Nous avons également Xu, fossoyeur au cimetière, vivant sur un bateau avec ses nombreuses femmes, un charlatan avare, mais un personnage pas moins dénué d’intérêt malgré le manque d’humanité dont il peut faire preuve, car il est doué dans ce qu’il fait et, s’il n’a pas le talent de Ci, sait s’y prendre avec les cadavres. Je ne peux pas ne pas évoquer Ming, professeur de renom, admiré par ses élèves et surtout Ci, en qui il a vu énormément de potentiel et qui désire lui laisser sa chance, j’ai beaucoup aimé la dévotion qu’ils ont l’un envers l’autre, ce qui prend une signification toute particulière quand [spoiler] on apprend que la préférence de Ming va aux hommes et qu’il est tombé amoureux de Ci, dommage que l'auteur n'ait pas plus exploité cela, même si ce n'était pas le sujet du roman [/spoiler] ainsi que le juge Feng qui a joué de mentor au jeune Ci et dont le rebondissement le concernant m'a vraiment surprise et qui nous montre une facette du personnage qu'on aurait pas imaginé, et qui nous permet de le considérer, ainsi que la première partie du roman, sous un autre regard.


L'autre point positif, c'est quand une véritable enquête débute. L'histoire prend alors une toute autre tournure et devient un véritable roman policier. Enquête, interrogatoires, recherche d'indices, de mobiles et, bien sûr, étude des cadavres. Nous apprenons de nombreuses choses à travers Ci et ceux qui vont contribuer à le former, ce qui nous permet de comprendre ce qu’on peut “lire” sur un cadavre et comment : ce que disent les blessures et hématomes sur les causes de la mort, les indices dévoilés à travers la décomposition du corps, les traces dans les os, les entrailles et comment tout ceci nous donne des indices sur les causes de la mort, l’environnement où cela s’est produit, l’arme utilisée, différencier un suicide ou une mort accidentelle par un meurtre… Bien-sûr, il peut s’avérer nécessaire d’avoir le cœur bien accroché, tant pour certaines scènes d’autopsie mais aussi lors de la description de scènes de tortures dont on peine à imaginer qu’elles ont réellement existé. Ci Song a vraiment su comment analyser, faisant de lui, sans aucun doute, le précurseur de la médecine légiste.


Le suspens est intense, l’intrigue bien ficelée, avec beaucoup de surprises et de retournements de situation, mais en restant toujours logique.
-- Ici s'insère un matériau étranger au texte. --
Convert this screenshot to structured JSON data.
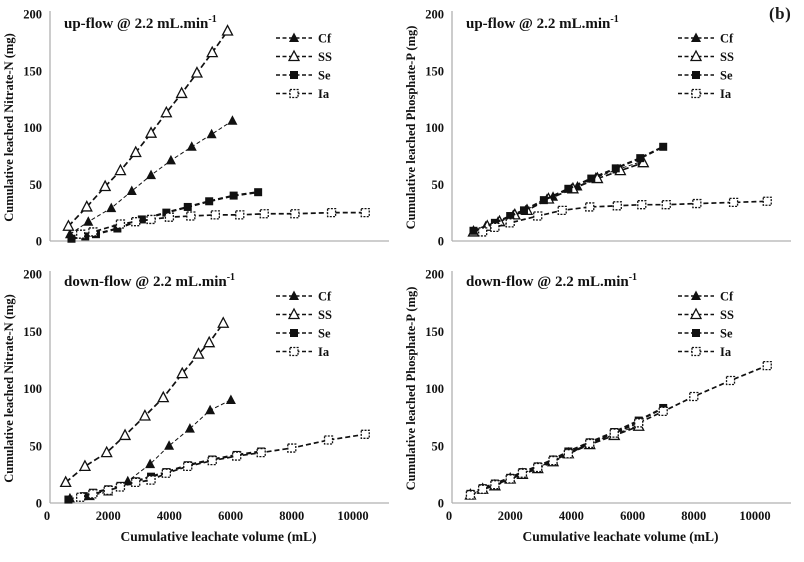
{
  "figure_label": "(b)",
  "colors": {
    "ink": "#111111",
    "axis": "#b0b0b0",
    "background": "#ffffff"
  },
  "x_axis": {
    "label": "Cumulative leachate volume (mL)",
    "ticks": [
      0,
      2000,
      4000,
      6000,
      8000,
      10000
    ],
    "range": [
      0,
      11000
    ]
  },
  "y_axis": {
    "ticks": [
      0,
      50,
      100,
      150,
      200
    ],
    "range": [
      0,
      200
    ]
  },
  "legend": {
    "position": "top-right-inside",
    "entries": [
      {
        "name": "Cf",
        "marker": "filled-triangle"
      },
      {
        "name": "SS",
        "marker": "open-triangle"
      },
      {
        "name": "Se",
        "marker": "filled-square"
      },
      {
        "name": "Ia",
        "marker": "open-square"
      }
    ]
  },
  "chart_data": [
    {
      "id": "upflow-nitrate",
      "type": "line",
      "row": "top",
      "title_main": "up-flow @ 2.2 mL.min",
      "title_sup": "-1",
      "xlabel": "",
      "ylabel": "Cumulative leached Nitrate-N (mg)",
      "xlim": [
        0,
        11000
      ],
      "ylim": [
        0,
        200
      ],
      "show_x_ticks": false,
      "series": [
        {
          "name": "Cf",
          "marker": "filled-triangle",
          "points": [
            [
              750,
              6
            ],
            [
              1350,
              17
            ],
            [
              2100,
              29
            ],
            [
              2770,
              44
            ],
            [
              3400,
              58
            ],
            [
              4050,
              71
            ],
            [
              4730,
              83
            ],
            [
              5380,
              94
            ],
            [
              6060,
              106
            ]
          ]
        },
        {
          "name": "SS",
          "marker": "open-triangle",
          "points": [
            [
              700,
              13
            ],
            [
              1300,
              30
            ],
            [
              1900,
              48
            ],
            [
              2400,
              62
            ],
            [
              2900,
              78
            ],
            [
              3400,
              95
            ],
            [
              3900,
              113
            ],
            [
              4400,
              130
            ],
            [
              4900,
              148
            ],
            [
              5400,
              166
            ],
            [
              5900,
              185
            ]
          ]
        },
        {
          "name": "Se",
          "marker": "filled-square",
          "points": [
            [
              800,
              2
            ],
            [
              1250,
              4
            ],
            [
              1600,
              6
            ],
            [
              2300,
              11
            ],
            [
              3100,
              19
            ],
            [
              3900,
              25
            ],
            [
              4600,
              30
            ],
            [
              5300,
              35
            ],
            [
              6100,
              40
            ],
            [
              6900,
              43
            ]
          ]
        },
        {
          "name": "Ia",
          "marker": "open-square",
          "points": [
            [
              1100,
              6
            ],
            [
              1500,
              8
            ],
            [
              2400,
              15
            ],
            [
              2900,
              17
            ],
            [
              3400,
              19
            ],
            [
              4000,
              21
            ],
            [
              4700,
              22
            ],
            [
              5500,
              23
            ],
            [
              6300,
              23
            ],
            [
              7100,
              24
            ],
            [
              8100,
              24
            ],
            [
              9300,
              25
            ],
            [
              10400,
              25
            ]
          ]
        }
      ]
    },
    {
      "id": "upflow-phosphate",
      "type": "line",
      "row": "top",
      "title_main": "up-flow @ 2.2 mL.min",
      "title_sup": "-1",
      "xlabel": "",
      "ylabel": "Cumulative leached Phosphate-P (mg)",
      "xlim": [
        0,
        11000
      ],
      "ylim": [
        0,
        200
      ],
      "show_x_ticks": false,
      "series": [
        {
          "name": "Cf",
          "marker": "filled-triangle",
          "points": [
            [
              800,
              8
            ],
            [
              1200,
              13
            ],
            [
              1600,
              17
            ],
            [
              2100,
              23
            ],
            [
              2500,
              27
            ],
            [
              3200,
              37
            ],
            [
              3400,
              39
            ],
            [
              4000,
              46
            ],
            [
              4200,
              48
            ],
            [
              4800,
              56
            ],
            [
              5500,
              63
            ],
            [
              6300,
              70
            ]
          ]
        },
        {
          "name": "SS",
          "marker": "open-triangle",
          "points": [
            [
              800,
              8
            ],
            [
              1250,
              13
            ],
            [
              1650,
              17
            ],
            [
              2150,
              23
            ],
            [
              2550,
              27
            ],
            [
              3250,
              37
            ],
            [
              4050,
              46
            ],
            [
              4850,
              55
            ],
            [
              5600,
              62
            ],
            [
              6350,
              69
            ]
          ]
        },
        {
          "name": "Se",
          "marker": "filled-square",
          "points": [
            [
              800,
              9
            ],
            [
              1500,
              16
            ],
            [
              2000,
              22
            ],
            [
              2450,
              27
            ],
            [
              3100,
              36
            ],
            [
              3900,
              46
            ],
            [
              4650,
              55
            ],
            [
              5450,
              64
            ],
            [
              6250,
              73
            ],
            [
              7000,
              83
            ]
          ]
        },
        {
          "name": "Ia",
          "marker": "open-square",
          "points": [
            [
              1100,
              8
            ],
            [
              1500,
              12
            ],
            [
              2000,
              16
            ],
            [
              2900,
              22
            ],
            [
              3700,
              27
            ],
            [
              4600,
              30
            ],
            [
              5500,
              31
            ],
            [
              6300,
              32
            ],
            [
              7100,
              32
            ],
            [
              8100,
              33
            ],
            [
              9300,
              34
            ],
            [
              10400,
              35
            ]
          ]
        }
      ]
    },
    {
      "id": "downflow-nitrate",
      "type": "line",
      "row": "bottom",
      "title_main": "down-flow @ 2.2 mL.min",
      "title_sup": "-1",
      "xlabel": "Cumulative leachate volume (mL)",
      "ylabel": "Cumulative leached Nitrate-N (mg)",
      "xlim": [
        0,
        11000
      ],
      "ylim": [
        0,
        200
      ],
      "show_x_ticks": true,
      "series": [
        {
          "name": "Cf",
          "marker": "filled-triangle",
          "points": [
            [
              750,
              4
            ],
            [
              1400,
              6
            ],
            [
              2000,
              10
            ],
            [
              2640,
              19
            ],
            [
              3370,
              34
            ],
            [
              3990,
              50
            ],
            [
              4670,
              65
            ],
            [
              5330,
              81
            ],
            [
              6010,
              90
            ]
          ]
        },
        {
          "name": "SS",
          "marker": "open-triangle",
          "points": [
            [
              610,
              18
            ],
            [
              1240,
              32
            ],
            [
              1950,
              44
            ],
            [
              2550,
              59
            ],
            [
              3200,
              76
            ],
            [
              3800,
              92
            ],
            [
              4420,
              113
            ],
            [
              4950,
              130
            ],
            [
              5300,
              140
            ],
            [
              5760,
              157
            ]
          ]
        },
        {
          "name": "Se",
          "marker": "filled-square",
          "points": [
            [
              700,
              3
            ],
            [
              1200,
              6
            ],
            [
              1500,
              9
            ],
            [
              2000,
              12
            ],
            [
              2400,
              15
            ],
            [
              2900,
              19
            ],
            [
              3400,
              23
            ],
            [
              3900,
              27
            ],
            [
              4600,
              33
            ],
            [
              5400,
              38
            ],
            [
              6200,
              42
            ],
            [
              7000,
              45
            ]
          ]
        },
        {
          "name": "Ia",
          "marker": "open-square",
          "points": [
            [
              1100,
              5
            ],
            [
              1500,
              8
            ],
            [
              2000,
              11
            ],
            [
              2400,
              14
            ],
            [
              2900,
              18
            ],
            [
              3400,
              20
            ],
            [
              3900,
              26
            ],
            [
              4600,
              32
            ],
            [
              5400,
              37
            ],
            [
              6200,
              41
            ],
            [
              7000,
              44
            ],
            [
              8000,
              48
            ],
            [
              9200,
              55
            ],
            [
              10400,
              60
            ]
          ]
        }
      ]
    },
    {
      "id": "downflow-phosphate",
      "type": "line",
      "row": "bottom",
      "title_main": "down-flow @ 2.2 mL.min",
      "title_sup": "-1",
      "xlabel": "Cumulative leachate volume (mL)",
      "ylabel": "Cumulative leached Phosphate-P (mg)",
      "xlim": [
        0,
        11000
      ],
      "ylim": [
        0,
        200
      ],
      "show_x_ticks": true,
      "series": [
        {
          "name": "Cf",
          "marker": "filled-triangle",
          "points": [
            [
              700,
              7
            ],
            [
              1100,
              12
            ],
            [
              1500,
              16
            ],
            [
              2000,
              21
            ],
            [
              2400,
              26
            ],
            [
              2900,
              31
            ],
            [
              3400,
              37
            ],
            [
              3900,
              44
            ],
            [
              4600,
              52
            ],
            [
              5400,
              60
            ],
            [
              6200,
              68
            ]
          ]
        },
        {
          "name": "SS",
          "marker": "open-triangle",
          "points": [
            [
              700,
              7
            ],
            [
              1100,
              12
            ],
            [
              1500,
              15
            ],
            [
              2000,
              21
            ],
            [
              2400,
              25
            ],
            [
              2900,
              30
            ],
            [
              3400,
              36
            ],
            [
              3900,
              43
            ],
            [
              4600,
              51
            ],
            [
              5400,
              59
            ],
            [
              6200,
              67
            ]
          ]
        },
        {
          "name": "Se",
          "marker": "filled-square",
          "points": [
            [
              700,
              8
            ],
            [
              1100,
              13
            ],
            [
              1500,
              17
            ],
            [
              2000,
              22
            ],
            [
              2400,
              27
            ],
            [
              2900,
              32
            ],
            [
              3400,
              38
            ],
            [
              3900,
              45
            ],
            [
              4600,
              53
            ],
            [
              5400,
              62
            ],
            [
              6200,
              72
            ],
            [
              7000,
              83
            ]
          ]
        },
        {
          "name": "Ia",
          "marker": "open-square",
          "points": [
            [
              700,
              7
            ],
            [
              1100,
              12
            ],
            [
              1500,
              16
            ],
            [
              2000,
              21
            ],
            [
              2400,
              26
            ],
            [
              2900,
              31
            ],
            [
              3400,
              37
            ],
            [
              3900,
              43
            ],
            [
              4600,
              52
            ],
            [
              5400,
              61
            ],
            [
              6200,
              70
            ],
            [
              7000,
              80
            ],
            [
              8000,
              93
            ],
            [
              9200,
              107
            ],
            [
              10400,
              120
            ]
          ]
        }
      ]
    }
  ]
}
On a même des révélations qui m'ont fait apprécier, à rebours, pas mal de ce que je reprochais au début de l'histoire. Comme vous l'aurez compris, ce roman a été plus qu'une excellente découverte mais un coup de cœur pour son ensemble, aussi bien pour le style de l'auteur, l'histoire racontée, le personnage de Ci et le contexte historique qui nous permet d'en apprendre beaucoup sur une période et une civilisation qui nous restent méconnues...


Xu dominait l'observation des cadavres de la même façon qu'il exerçait avec habilité l'interprétation des expressions des vivants. Il savait retourner les corps, trouver des os brisés, deviner les coups de bâton, reconnaître les hématomes, prédire les causes et les origines, et même déterminer le métier des morts qui passaient entre ses mains, comme s'il avait interrogé un vivant. Cela faisait des années qu'il manipulait les cadavres au cimetière, qu'il aidait à l'incinération des défunts bouddhistes et, à ce qu'il disait, il avait même travaillé comme fossoyeur dans les prisons du Sichuan, où les tortures étaient quotidiennes. Une expérience qui faisait défaut à Ci.